I do understand the stress this puts on all of you. But, day by day, we are figuring it out-and the best proof that we ARE figuring it out is that, in print and online, we are superb.
A third challenge of the year is the promise of intensified competition, especially from the Wall Street Journal. It's always a mistake to underestimate your rivals-especially rivals who don't care if their newspapers lose money. But it's equally foolish to overestimate your rivals.
My own view, from having participated in a couple of newspaper wars in my career, is that, first, they can be exhilarating, and, second, you win them by playing offense-not by attempting to copy your rivals, not by hunkering down in a defensive posture. This news organization-again, because it has not succumbed to panic-is ready to go up against any rival in the world. In fact, we already do that, every day. We break major stories that become part of the agenda, we offer our readers a depth and breadth and sophistication of coverage that other papers cannot match.
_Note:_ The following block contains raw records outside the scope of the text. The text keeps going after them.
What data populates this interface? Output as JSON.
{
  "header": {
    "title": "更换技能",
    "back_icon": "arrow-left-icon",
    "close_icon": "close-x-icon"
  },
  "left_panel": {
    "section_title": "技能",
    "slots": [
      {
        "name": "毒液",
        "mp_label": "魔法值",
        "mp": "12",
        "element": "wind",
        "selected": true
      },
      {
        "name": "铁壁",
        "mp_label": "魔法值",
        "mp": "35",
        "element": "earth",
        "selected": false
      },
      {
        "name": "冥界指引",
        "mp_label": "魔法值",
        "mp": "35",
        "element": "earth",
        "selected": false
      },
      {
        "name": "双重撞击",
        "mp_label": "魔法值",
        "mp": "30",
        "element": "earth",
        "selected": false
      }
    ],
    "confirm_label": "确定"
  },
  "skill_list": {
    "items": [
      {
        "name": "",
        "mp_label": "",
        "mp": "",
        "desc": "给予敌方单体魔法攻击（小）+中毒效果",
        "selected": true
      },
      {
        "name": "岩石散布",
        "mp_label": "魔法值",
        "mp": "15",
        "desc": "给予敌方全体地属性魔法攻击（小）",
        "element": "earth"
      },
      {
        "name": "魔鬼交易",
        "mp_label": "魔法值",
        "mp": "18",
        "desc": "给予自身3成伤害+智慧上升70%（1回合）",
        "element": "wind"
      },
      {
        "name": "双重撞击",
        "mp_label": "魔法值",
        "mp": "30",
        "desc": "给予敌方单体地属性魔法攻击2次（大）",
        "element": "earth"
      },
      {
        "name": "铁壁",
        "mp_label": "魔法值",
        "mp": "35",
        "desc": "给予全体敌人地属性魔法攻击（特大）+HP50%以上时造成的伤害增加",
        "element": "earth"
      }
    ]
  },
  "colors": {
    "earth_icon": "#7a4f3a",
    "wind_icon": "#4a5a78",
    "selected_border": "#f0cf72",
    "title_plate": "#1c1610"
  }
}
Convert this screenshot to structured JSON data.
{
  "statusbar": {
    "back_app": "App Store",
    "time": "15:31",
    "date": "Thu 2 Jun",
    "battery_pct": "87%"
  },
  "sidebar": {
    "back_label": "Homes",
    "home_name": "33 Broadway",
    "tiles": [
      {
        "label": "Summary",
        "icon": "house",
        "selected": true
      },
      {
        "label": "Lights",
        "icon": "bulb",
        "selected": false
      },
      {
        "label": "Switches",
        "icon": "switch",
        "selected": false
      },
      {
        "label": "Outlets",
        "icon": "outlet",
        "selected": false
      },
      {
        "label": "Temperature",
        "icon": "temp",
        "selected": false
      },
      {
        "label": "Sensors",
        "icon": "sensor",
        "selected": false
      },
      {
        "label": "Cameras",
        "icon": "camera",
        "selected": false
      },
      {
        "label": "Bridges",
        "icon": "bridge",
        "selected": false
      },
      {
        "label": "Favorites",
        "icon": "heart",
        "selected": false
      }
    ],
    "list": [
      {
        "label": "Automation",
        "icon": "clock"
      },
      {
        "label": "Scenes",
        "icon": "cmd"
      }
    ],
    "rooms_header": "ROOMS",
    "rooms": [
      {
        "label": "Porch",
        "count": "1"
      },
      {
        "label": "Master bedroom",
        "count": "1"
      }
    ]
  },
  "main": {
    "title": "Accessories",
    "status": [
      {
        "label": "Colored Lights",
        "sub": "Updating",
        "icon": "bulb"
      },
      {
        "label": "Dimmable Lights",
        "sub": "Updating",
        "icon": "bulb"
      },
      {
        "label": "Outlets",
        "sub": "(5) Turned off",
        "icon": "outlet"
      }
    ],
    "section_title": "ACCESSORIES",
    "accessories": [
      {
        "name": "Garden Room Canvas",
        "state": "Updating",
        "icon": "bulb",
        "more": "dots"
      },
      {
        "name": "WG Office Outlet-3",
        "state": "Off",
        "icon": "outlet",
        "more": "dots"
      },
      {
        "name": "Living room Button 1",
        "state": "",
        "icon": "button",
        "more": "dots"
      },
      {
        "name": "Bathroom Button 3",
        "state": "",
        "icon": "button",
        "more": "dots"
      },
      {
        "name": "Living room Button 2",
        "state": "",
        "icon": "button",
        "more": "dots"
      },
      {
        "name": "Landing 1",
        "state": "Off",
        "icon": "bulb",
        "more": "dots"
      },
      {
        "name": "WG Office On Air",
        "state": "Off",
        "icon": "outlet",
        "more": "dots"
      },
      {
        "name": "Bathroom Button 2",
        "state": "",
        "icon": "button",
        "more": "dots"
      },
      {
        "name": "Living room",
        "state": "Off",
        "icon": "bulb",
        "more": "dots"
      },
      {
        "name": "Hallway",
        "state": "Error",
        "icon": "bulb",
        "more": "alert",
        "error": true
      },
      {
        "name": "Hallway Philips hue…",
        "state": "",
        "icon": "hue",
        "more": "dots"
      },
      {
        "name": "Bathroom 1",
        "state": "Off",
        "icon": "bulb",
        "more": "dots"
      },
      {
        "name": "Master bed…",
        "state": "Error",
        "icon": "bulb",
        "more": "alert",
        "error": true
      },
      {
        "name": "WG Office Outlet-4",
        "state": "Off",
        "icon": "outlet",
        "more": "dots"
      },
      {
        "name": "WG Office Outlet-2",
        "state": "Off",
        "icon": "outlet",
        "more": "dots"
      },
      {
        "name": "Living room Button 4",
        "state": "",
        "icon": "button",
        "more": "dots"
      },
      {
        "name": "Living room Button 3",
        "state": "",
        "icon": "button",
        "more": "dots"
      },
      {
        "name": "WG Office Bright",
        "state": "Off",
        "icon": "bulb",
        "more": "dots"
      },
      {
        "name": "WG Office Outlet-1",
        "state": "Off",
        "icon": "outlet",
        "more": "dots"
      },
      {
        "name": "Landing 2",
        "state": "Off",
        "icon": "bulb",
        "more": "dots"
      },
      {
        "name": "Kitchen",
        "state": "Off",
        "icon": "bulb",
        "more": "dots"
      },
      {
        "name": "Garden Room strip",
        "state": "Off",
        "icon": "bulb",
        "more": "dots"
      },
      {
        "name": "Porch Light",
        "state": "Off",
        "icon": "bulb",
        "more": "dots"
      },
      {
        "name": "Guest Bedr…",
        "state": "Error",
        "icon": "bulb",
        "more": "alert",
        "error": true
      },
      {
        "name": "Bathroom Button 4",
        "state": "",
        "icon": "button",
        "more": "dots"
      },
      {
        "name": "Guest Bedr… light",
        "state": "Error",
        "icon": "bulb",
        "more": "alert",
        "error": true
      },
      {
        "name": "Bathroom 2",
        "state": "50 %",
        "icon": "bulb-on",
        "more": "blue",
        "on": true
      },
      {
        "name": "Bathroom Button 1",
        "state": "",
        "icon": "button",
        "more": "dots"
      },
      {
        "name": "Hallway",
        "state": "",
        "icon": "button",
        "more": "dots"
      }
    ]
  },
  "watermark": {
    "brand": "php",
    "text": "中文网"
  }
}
This is what we do, and we're really good at it.
If somebody thinks they can compete with the NYT by building a replica of the New York Times-I suspect they will find it's not so easy. If they think they can compete with us by building a stripped-down version-New York Times Lite-I believe they will find our readers are not so easily fooled.
You will have noticed that our most important objectives for 2008-cutting costs on the one hand, and strengthening our competitive position on the other-seem to be at odds with one another. This is especially true because our main competitive advantage is, simply, our ambition, our comprehensiveness. We compete across-the-board-on coverage of world affairs, politics, business, culture, science and health, education, sports, fashion. To meet our budget goals, we will have to do a little less; and every time we do less, we cede a bit of advantage. Our challenge will be to set our priorities in such a way that we do less in the areas that damage our competitiveness least-by improving our efficiency, by targeting our cutbacks carefully.
When I stand here next year, I expect to have a list of journalistic accomplishments as least as long and impressive as the one I recited at the beginning of my remarks.
The NYT will survive this era of upheaval and prosper. It will do so partly because the people who run this company, and the family behind them, believe that what we do is both a public service and a sound business. It will do so mostly thanks to all of you who believe in our common mission. You make me proud to work here.
And now, I expect some of you will have questions. I invited e-mail questions, and I've got a few of them here, but the first crack goes to those of you who sat through the speech. I also have a top-notch supporting cast here to help out with any questions that require specialized expertise."